Wie ein gigantisches Gedächtnis hält das Internet Informationen zum Abruf bereit – mit zwei entscheidenden Vorteilen: Im Gegensatz zum menschlichen Erinnerungsvermögen verfügt es über nahezu unbegrenzte Kapazitäten. Und es vergisst nicht. Genau das möchte der Harvard-Professor Viktor Mayer-Schönberger ändern. Er schlägt vor, gespeicherte Informationen mit einem Verfallsdatum zu versehen. Läuft dieses ab, so werden die Daten automatisch gelöscht.
Schluss mit dem Datenwust!
Dieser Vorschlag soll die rapide anschwellende Informationsflut im Internet stoppen. Experten sprechen schon von einer „Datenexplosion“ und warnen vor einem Mangel an Speicherplätzen. Dies kann man nicht nur auf einen Anstieg an Webseiten zurückführen; gespeichert wird nahezu alles: auch bloße Anfragen an Suchmaschinen sowie Metadaten, also Informationen über Zeit und Ort der Speicherung. Anbieter von Archiven, die auch ältere Zustände von Internetseiten konservieren, sorgen dafür, dass wirklich nichts vergessen wird.
Wenn Partybilder zum Verhängnis werden…
Mayer-Schönberger kritisiert diesen Zustand: Kein Mensch kann überschauen, was von ihm gespeichert und somit anderen zugänglich ist. Dies stelle eine große Gefahr für die persönliche Entfaltungsfreiheit dar. Im schlimmsten Fall muss man damit rechnen, dass zum Beispiel ein potentieller Arbeitgeber auf alte Partybilder oder Beiträge auf Foren stößt – unter Umständen solche, die nicht den besten Eindruck machen.

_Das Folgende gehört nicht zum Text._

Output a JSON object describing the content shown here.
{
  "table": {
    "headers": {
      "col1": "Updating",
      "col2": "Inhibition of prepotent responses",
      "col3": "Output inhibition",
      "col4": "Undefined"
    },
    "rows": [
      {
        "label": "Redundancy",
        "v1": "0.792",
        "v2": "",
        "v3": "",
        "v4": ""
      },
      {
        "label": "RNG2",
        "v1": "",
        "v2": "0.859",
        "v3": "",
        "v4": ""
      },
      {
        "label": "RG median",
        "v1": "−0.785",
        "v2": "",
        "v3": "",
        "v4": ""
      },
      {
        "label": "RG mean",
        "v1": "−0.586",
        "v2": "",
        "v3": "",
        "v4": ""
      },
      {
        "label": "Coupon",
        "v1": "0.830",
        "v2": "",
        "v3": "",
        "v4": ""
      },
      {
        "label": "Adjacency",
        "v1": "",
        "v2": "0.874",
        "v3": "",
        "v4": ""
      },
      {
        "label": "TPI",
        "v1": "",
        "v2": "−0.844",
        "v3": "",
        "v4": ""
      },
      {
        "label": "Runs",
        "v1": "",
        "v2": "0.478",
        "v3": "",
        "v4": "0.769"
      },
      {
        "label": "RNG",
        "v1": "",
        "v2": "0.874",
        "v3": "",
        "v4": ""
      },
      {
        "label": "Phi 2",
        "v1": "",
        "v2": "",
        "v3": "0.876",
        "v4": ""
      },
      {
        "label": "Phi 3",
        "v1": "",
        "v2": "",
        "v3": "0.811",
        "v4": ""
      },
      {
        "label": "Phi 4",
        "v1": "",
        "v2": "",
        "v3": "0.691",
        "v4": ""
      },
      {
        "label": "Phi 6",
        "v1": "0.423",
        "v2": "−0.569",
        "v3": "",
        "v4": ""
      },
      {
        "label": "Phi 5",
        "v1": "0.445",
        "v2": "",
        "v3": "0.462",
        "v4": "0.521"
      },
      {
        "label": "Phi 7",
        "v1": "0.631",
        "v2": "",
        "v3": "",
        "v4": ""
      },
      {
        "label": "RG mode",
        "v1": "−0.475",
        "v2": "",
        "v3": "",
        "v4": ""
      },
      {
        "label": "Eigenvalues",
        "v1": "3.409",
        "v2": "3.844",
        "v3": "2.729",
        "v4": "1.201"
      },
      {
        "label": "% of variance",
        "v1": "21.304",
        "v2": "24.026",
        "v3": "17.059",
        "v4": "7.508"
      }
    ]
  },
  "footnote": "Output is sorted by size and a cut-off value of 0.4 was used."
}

Selbst hat man solche „Jugendsünden“ vielleicht schon längst verdrängt; das Internet vergisst nichts. Zeit spielt hier keine Rolle – alte und neue Informationen werden vollkommen gleichberechtigt gespeichert. Weil dies aber nicht ihrer Relevanz in der Wirklichkeit entspricht, bedarf es nach Mayer-Schönberger der Korrektur über ein Verfallsdatum. Das Wissen um ein solches soll der Gewährleistung der Meinungsfreiheit dienen: Nur wer keine Furcht vor unliebsamen Konsequenzen noch in fernster Zukunft haben muss, wird seine Ansichten auch im Internet frei äußern.